Justification: This paper does not involve crowdsourcing or human subjects.

Guidelines:

The answer NA means that the paper does not involve crowdsourcing nor research with human subjects. Including this information in the supplemental material is fine, but if the main contribution of the paper involves human subjects, then as much detail as possible should be included in the main paper. According to the Neur IPS Code of Ethics, workers involved in data collection, curation, or other labor should be paid at least the minimum wage in the country of the data collector.

15. Institutional Review Board (IRB) Approvals or Equivalent for Research with Human Subjects

Question: Does the paper describe potential risks incurred by study participants, whether such risks were disclosed to the subjects, and whether Institutional Review Board (IRB) approvals (or an equivalent approval/review based on the requirements of your country or institution) were obtained?

Answer: [NA]

Justification: This paper does not involve crowdsourcing or human subjects.

Guidelines:

The answer NA means that the paper does not involve crowdsourcing nor research with human subjects.

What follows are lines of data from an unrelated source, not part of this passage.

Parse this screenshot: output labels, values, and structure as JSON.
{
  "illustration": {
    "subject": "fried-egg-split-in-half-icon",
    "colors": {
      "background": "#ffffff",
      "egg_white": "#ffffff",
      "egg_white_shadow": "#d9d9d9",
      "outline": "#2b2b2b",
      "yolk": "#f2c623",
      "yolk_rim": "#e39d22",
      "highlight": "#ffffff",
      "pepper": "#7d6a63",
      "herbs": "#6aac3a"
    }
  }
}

Depending on the country in which research is conducted, IRB approval (or equivalent) may be required for any human subjects research. If you obtained IRB approval, you should clearly state this in the paper. We recognize that the procedures for this may vary significantly between institutions and locations, and we expect authors to adhere to the Neur IPS Code of Ethics and the guidelines for their institution. For initial submissions, do not include any information that would break anonymity (if applicable), such as the institution conducting the review.